Because I woke up one decade and discovered I was surrounded by steel and concrete.
Because they crawl down their lanes and parkways and alleys like rats and there is no piper to call them away, no puck to tease them with wandering lights, no monsters besides myself to make them shiver and shake in their synthetic shoes.
Because the way to my castle grows thick with briars, but every year they come closer to it with their strollers and frisbees, pressing against my glamours. I watch them, peering through my leaves, as they jog past in tight clothes dyed colors that have never existed in nature. I watch as they hold hands and kick balls. Their dogs sometimes smell me and whine or inch away, but more often the beasts don’t know I’m there. My scent used to ride on the wind, call out in storms and rumble with the trembling earth. At least the cats spread word of my being, and they come when the sun sets.
Because its petals were the same color as her hair.
Because I tried to leave my sanctuary, but found myself cut off from all escape by the iron running below the ground. Steel trains and tracks, tunnels with pipes connecting the horrid dead buildings like a web of fire.
Because the boy pushed past thorns and thickets, leaving a trail of blood from the open park to my garden and he was so tired and pretty that when he collapsed against the birch trees I took pity on him and sent squirrels and sparrows to offer water, bread, and lend a blanket. They twittered and pinched his cheeks, waking him to press the cool bowl to his lips. His eyes were hollow and I saw how young he was, but how much he knew.
Because when he was refreshed he glanced around my crumbling castle and smiled. He scrubbed his filthy hands on equally filthy jeans and said, “Thank you.”
Because his gaze lit upon the velvet beauty of it, and he reached out with his grubby fingers and tore it from its stem.
Because when I reached for him and grabbed him by his neck my claws dug into his thin flesh and blood trickled onto his collar. He screamed and failed about, but I stood, hauling him into the air and away from my body so that all his kicking and punching came no nearer to me than I to the iron city. “Leyla!” he screamed.

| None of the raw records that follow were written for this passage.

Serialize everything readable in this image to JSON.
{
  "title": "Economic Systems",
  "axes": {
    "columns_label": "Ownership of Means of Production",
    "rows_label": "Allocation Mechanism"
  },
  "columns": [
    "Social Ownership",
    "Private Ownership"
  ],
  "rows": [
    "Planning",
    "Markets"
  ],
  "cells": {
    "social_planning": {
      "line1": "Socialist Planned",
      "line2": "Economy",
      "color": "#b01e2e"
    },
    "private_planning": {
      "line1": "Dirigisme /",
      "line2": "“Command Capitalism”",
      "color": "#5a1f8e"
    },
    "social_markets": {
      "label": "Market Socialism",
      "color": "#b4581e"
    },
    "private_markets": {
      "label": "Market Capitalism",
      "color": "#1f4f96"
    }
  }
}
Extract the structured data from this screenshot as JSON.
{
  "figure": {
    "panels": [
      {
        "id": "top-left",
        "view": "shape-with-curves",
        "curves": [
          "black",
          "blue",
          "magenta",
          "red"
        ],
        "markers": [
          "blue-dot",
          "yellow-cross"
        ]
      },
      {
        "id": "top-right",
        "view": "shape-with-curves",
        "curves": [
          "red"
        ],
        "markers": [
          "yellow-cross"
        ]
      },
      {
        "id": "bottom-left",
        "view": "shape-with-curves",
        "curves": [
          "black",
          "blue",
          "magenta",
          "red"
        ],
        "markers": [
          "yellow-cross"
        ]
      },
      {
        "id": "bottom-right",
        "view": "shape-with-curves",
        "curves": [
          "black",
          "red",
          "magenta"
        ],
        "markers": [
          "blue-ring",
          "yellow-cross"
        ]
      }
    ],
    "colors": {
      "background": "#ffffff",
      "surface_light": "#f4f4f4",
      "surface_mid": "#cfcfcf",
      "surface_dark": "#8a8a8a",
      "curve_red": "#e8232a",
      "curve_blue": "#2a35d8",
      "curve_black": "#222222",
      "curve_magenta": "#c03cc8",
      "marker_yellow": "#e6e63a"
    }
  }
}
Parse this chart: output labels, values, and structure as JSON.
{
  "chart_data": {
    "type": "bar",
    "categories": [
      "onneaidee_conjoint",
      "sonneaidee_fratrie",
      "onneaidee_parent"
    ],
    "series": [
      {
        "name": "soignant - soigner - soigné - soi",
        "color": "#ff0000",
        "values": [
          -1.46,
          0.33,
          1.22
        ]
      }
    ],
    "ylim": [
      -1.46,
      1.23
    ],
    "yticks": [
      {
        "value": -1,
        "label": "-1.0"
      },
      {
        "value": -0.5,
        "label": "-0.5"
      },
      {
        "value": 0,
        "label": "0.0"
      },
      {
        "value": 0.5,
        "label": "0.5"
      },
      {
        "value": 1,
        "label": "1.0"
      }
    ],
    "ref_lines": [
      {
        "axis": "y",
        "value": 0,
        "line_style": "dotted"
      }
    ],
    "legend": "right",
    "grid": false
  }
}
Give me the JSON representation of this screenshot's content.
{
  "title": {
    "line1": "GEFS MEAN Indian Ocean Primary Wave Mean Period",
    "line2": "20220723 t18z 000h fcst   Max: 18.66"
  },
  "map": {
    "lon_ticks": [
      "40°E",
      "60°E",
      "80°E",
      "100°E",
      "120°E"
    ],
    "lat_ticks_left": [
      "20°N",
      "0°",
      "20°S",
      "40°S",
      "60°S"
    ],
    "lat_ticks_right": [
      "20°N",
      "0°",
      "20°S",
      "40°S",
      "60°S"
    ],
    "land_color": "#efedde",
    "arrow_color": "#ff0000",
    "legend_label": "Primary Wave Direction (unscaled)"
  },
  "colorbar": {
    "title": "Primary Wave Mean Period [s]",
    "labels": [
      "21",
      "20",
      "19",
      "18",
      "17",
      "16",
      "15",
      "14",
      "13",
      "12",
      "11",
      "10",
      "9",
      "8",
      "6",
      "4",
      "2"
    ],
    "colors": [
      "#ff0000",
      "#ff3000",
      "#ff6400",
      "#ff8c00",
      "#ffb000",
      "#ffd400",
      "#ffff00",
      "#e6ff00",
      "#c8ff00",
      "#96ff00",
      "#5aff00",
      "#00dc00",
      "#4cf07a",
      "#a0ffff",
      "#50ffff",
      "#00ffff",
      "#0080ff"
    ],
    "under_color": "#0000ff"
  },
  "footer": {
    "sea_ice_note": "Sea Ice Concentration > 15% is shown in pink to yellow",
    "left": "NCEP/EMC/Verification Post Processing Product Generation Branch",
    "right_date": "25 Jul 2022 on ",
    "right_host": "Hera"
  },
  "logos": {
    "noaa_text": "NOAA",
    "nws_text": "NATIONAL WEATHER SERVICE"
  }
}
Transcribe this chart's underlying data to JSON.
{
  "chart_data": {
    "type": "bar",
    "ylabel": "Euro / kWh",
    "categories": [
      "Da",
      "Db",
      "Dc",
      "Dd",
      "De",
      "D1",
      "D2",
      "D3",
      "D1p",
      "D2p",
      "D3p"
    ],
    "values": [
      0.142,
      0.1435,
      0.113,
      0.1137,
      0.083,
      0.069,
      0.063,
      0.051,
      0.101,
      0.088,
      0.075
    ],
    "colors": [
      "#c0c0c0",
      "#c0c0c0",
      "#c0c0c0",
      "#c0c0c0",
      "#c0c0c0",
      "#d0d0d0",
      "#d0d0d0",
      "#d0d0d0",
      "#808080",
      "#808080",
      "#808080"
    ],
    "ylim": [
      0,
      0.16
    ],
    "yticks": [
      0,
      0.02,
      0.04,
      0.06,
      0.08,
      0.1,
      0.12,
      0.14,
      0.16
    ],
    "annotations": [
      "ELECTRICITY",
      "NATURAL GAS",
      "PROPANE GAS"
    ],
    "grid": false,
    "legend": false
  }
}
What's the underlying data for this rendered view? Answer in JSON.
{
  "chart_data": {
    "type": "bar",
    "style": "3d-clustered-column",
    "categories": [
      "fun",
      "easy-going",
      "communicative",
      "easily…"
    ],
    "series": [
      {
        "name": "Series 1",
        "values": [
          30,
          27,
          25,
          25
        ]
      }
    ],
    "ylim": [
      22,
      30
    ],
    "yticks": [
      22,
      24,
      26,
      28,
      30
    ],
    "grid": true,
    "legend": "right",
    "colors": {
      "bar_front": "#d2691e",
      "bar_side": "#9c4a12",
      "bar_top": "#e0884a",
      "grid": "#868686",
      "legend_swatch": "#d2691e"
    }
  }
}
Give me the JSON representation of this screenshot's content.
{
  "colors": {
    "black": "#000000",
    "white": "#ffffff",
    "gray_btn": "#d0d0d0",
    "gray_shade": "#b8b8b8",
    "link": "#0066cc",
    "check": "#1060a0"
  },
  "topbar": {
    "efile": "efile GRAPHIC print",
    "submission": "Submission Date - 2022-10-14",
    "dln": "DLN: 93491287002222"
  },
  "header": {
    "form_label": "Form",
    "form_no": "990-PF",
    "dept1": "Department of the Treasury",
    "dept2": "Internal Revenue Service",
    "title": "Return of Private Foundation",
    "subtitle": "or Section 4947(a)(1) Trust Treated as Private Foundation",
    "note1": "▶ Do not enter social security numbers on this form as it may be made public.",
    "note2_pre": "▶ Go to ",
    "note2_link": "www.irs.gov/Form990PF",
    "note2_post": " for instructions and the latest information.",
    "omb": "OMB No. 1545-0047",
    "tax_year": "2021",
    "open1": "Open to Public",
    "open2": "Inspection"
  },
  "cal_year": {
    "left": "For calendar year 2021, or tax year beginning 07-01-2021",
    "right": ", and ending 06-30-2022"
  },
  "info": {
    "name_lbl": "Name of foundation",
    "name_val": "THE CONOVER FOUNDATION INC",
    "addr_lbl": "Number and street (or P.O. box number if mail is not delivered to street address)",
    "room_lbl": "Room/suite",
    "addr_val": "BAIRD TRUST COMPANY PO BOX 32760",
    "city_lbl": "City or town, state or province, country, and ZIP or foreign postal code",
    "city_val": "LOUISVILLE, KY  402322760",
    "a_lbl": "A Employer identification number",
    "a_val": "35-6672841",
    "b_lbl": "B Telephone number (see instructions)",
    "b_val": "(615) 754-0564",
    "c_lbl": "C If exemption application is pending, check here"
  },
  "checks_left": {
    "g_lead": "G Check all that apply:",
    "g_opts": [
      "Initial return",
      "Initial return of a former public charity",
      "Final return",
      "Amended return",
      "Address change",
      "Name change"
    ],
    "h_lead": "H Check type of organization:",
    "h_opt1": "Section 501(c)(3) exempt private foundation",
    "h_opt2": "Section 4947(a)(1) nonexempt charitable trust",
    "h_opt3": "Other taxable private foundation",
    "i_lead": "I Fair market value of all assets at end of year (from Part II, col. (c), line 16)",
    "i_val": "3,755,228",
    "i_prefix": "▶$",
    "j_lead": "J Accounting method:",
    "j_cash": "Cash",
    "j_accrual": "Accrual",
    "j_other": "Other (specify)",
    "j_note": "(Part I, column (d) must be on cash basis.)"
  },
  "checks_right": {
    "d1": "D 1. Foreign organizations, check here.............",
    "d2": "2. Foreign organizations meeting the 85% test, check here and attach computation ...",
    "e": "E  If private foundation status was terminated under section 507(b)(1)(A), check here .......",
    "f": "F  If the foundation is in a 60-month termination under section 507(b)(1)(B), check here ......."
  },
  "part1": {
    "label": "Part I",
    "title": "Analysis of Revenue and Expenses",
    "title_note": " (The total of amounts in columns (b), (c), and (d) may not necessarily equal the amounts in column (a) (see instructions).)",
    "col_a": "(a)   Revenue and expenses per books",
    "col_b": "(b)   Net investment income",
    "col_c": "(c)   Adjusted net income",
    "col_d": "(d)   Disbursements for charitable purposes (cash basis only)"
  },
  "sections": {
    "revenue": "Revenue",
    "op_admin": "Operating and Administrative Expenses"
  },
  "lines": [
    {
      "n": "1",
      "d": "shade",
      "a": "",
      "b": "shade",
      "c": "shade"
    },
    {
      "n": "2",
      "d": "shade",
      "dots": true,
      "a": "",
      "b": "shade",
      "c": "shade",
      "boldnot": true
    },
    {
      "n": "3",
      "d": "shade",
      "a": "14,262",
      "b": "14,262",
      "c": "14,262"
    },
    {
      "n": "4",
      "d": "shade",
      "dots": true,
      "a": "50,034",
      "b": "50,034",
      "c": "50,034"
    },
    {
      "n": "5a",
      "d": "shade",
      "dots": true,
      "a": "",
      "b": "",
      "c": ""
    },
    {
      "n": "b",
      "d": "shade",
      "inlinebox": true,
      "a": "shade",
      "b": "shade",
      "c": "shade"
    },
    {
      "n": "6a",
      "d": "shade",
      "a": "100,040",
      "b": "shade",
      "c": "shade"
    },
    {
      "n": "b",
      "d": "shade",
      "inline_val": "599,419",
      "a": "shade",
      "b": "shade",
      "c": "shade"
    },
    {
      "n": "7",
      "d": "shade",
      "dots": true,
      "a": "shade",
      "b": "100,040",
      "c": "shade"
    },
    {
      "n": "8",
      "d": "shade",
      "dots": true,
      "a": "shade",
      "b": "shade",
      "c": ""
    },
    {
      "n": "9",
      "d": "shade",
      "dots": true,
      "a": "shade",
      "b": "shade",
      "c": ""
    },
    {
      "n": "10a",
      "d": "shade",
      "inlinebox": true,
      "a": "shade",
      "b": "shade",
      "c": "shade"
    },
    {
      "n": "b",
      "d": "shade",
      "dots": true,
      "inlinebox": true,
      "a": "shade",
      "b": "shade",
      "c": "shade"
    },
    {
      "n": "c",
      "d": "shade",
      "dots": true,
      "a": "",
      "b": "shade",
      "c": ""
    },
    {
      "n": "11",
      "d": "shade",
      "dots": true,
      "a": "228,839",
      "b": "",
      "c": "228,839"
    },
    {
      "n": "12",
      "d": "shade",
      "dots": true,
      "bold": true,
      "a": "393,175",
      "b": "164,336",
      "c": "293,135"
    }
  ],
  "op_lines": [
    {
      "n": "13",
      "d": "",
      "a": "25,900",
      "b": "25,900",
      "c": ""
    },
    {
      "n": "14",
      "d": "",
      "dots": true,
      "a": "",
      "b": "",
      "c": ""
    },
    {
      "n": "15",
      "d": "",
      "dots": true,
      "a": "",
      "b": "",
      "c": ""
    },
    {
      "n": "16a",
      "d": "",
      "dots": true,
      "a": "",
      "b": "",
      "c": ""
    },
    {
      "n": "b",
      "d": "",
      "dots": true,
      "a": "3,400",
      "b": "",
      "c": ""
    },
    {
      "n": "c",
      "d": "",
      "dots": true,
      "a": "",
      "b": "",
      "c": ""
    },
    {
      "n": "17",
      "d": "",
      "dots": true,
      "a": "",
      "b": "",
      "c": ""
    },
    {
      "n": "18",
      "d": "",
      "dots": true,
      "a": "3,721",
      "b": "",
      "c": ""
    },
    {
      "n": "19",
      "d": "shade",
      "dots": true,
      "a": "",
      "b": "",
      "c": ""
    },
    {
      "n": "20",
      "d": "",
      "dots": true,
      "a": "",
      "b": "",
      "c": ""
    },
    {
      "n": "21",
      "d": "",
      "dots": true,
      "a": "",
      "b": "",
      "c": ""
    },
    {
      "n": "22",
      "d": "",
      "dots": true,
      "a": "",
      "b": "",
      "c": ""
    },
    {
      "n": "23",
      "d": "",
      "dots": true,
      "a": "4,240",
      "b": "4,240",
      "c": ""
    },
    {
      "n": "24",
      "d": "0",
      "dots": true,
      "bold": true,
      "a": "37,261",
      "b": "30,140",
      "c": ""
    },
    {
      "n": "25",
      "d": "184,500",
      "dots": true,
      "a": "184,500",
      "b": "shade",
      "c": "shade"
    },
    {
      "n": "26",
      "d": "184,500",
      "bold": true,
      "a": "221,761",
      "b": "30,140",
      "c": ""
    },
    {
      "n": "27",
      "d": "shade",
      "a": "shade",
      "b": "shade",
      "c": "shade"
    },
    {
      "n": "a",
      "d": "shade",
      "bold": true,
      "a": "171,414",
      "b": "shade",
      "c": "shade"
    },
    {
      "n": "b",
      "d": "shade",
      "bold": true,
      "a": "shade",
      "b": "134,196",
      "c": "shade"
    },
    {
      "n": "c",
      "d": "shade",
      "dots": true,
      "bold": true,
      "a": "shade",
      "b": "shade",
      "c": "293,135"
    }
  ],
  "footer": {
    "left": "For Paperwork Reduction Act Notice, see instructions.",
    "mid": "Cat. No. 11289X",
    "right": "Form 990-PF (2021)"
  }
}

Because he swore he’d only grabbed it because it was just like her, beautiful and red and tender, and he was alive and wanted to bring her something so she’d believe him about this garden. It was just like her.
Because I am alone, and do not wish to be so.
Because years of hating and watching have hardened my skin and made my hair coarse. My eyes are terrible and my fingers twisted. I have teeth like a lion, that cut my own mouth. Once beautiful features are blackened and cracked – wicked, sharp, untouchable. Once delicious voice, once pristine lips, once gentlest touch: now ruined, crumbling, destroyed by my iron cage and my iron heart.
Because he was afraid of me, but begged me to let him see her again.
Because I released him, gave him the rose, and told him to go and bring her here, so that I could see this girl whose beauty shone in his eyes.
Because she did not need my help to find the path to my castle, and because she looked upon me with fear trembling on her skin but said, “I owe you, tell me what you want.” Her hair was the shade of the petals, blood purple with scarlet at the tip, roots pale auburn like the thorns.